C₂C₁₂ myoblasts were plated on 100-mm-diameter petri dishes and exposed to GM in the presence of vehicle (DMSO) or ACEA (1–3 μM) and carbachol (10 μM) for 24 h. After this time, the cells were washed twice in PBS (without Mg²⁺ and Ca²⁺) and lysed in a buffer solution (Tris⋅HCl 50 mM, NaCl 150 mM, 1% Triton X-100, EDTA 2 mM, EGTA 5 mM, and protease inhibitors mixture). Total lysates were collected and maintained under agitation for 30 min at 4 °C before centrifugation for 15 min at 15,000 × g. Supernatants were recovered and quantified by a Bio-Rad DC Protein Assay Kit. Subsequently, 0.8–1 mg of each lysate sample was used for the immunoprecipitation (IP) procedure using a Dynabeads Protein G Kit (catalog no. 10007D; Life Technology) following the manufacturer’s instructions. Mouse anti-K_v7.4 (IgG1) (catalog no. 75–082, Antibodies Inc.) was used to immunoprepitate K_v7.4 channels. IP samples were recovered after heating at 100 °C for 10 min in β-mercaptoetanol sample buffer (2×) and loaded on precast polyacrylamide gels (4–12% gradient; Bolt Bis-Tris Plus gels; Life Technologies) and then transferred to a PVDF membrane. Mouse anti-PIP2 antibody (1:1,000; catalog no. sc-53412, Santa Cruz Biotechnology) was incubated overnight at 4 °C. All of the proteins not pulled down by the anti-K_v7.4 antibody/beads complex (flow-through) were loaded (at a concentration of 50 μg) on precast polyacrylamide gels mentioned before and blotted using anti-K_v7.4 and anti–α-tubulin (1:500; Sigma-Aldrich) antibodies to verify the IP procedure.

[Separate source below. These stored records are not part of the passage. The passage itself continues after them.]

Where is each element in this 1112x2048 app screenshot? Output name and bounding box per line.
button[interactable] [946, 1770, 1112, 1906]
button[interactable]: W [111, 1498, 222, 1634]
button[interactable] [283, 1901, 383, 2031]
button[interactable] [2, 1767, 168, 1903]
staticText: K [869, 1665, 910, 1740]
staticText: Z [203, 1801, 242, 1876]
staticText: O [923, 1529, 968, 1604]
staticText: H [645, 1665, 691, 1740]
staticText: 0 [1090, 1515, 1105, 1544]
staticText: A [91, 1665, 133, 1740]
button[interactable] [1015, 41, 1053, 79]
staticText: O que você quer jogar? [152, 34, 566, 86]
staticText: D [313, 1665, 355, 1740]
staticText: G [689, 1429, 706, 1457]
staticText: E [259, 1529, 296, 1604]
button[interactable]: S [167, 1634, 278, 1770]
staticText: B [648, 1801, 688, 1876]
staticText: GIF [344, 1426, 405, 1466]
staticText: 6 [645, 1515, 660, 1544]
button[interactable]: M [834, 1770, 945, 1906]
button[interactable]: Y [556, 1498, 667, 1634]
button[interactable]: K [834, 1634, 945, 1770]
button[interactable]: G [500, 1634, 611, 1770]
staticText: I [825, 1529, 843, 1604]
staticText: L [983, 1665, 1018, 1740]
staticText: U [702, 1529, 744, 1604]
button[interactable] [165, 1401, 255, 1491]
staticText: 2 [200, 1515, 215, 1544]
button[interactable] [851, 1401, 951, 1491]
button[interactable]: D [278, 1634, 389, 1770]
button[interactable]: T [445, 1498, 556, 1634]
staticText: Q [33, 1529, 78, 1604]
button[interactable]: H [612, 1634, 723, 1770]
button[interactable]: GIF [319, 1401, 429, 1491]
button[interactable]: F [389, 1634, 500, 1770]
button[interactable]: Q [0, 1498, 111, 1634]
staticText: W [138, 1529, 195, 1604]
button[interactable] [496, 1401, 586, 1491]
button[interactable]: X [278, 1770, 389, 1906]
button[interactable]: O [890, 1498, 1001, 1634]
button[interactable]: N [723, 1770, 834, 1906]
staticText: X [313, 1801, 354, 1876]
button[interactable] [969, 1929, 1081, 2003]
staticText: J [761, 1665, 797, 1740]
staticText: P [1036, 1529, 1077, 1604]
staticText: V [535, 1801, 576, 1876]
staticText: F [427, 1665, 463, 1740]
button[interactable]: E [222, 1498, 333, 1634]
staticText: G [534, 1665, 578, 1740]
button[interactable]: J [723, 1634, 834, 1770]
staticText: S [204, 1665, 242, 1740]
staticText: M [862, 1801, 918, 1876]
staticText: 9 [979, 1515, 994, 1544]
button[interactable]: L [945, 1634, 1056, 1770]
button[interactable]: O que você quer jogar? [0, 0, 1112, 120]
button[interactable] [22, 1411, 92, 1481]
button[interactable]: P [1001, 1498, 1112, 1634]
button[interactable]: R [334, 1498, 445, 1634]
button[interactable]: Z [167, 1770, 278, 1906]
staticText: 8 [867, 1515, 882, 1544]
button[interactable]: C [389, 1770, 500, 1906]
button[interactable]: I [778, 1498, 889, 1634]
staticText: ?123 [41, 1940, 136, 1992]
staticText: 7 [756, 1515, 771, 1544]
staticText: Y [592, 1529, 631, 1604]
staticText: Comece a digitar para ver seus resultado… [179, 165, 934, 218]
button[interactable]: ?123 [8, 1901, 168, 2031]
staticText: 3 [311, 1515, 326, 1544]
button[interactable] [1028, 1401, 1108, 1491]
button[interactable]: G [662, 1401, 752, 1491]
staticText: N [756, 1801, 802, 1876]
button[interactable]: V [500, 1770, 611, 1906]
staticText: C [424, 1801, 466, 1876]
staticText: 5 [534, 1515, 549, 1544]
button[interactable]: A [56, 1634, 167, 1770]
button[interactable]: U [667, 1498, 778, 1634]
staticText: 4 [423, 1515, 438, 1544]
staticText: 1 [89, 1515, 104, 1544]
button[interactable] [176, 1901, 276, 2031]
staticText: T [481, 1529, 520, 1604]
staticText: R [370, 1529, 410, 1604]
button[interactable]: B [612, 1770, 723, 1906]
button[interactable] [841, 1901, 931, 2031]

Whole-Cell Electrophysiology.

Currents from transiently transfected CHO cells (1 d posttransfection) were recorded at room temperature by whole-cell patch-clamp using an Axopatch 200A amplifier (Molecular Devices) with glass micropipettes of 3–5 MΩ resistance. The extracellular solution contained (in mM): 138 NaCl, 2 CaCl2, 5.4 KCl, 1 MgCl2, 10 glucose, and 10 Hepes (pH 7.4) with NaOH. The pipette (intracellular) solution contained (in mM): 140 KCl, 2 MgCl₂, 10 EGTA, 10 Hepes, 5 Mg-ATP (pH 7.4) with KOH. The pCLAMP software (version 10.2; Molecular Devices) was used for data acquisition and analysis. Linear cell capacitance (C) was determined by integrating the area under the whole-cell capacity transient, evoked by short (5–10 ms) pulses from −80 to −75 mV with the whole-cell capacitance compensation circuit of the Axopatch 200A turned off. Current densities (expressed in pA/pF) were calculated as peak of the agonist-evoked currents divided by C. From a holding potential of −80 mV, currents were activated by 4-s square pulses from −100 to +40 mV in 20 mV increments, followed by a 4-s isopotential pulse to 0 mV, or by using voltage ramps in which the membrane voltage was changed from −100 to +40 mV in 3 s.

Data Analysis.

Data are expressed as means ± SEM of the given number of experiments (n). Data sets were compared by use of unpaired Student t tests or, if necessary, with one-way analysis of variance, followed by the Bonferroni’s test using GraphPad Prism 5 software. Statistically significant differences were accepted when the P value was at least <0.05. The dose–response curves were calculated using GraphPad Prism 5 software.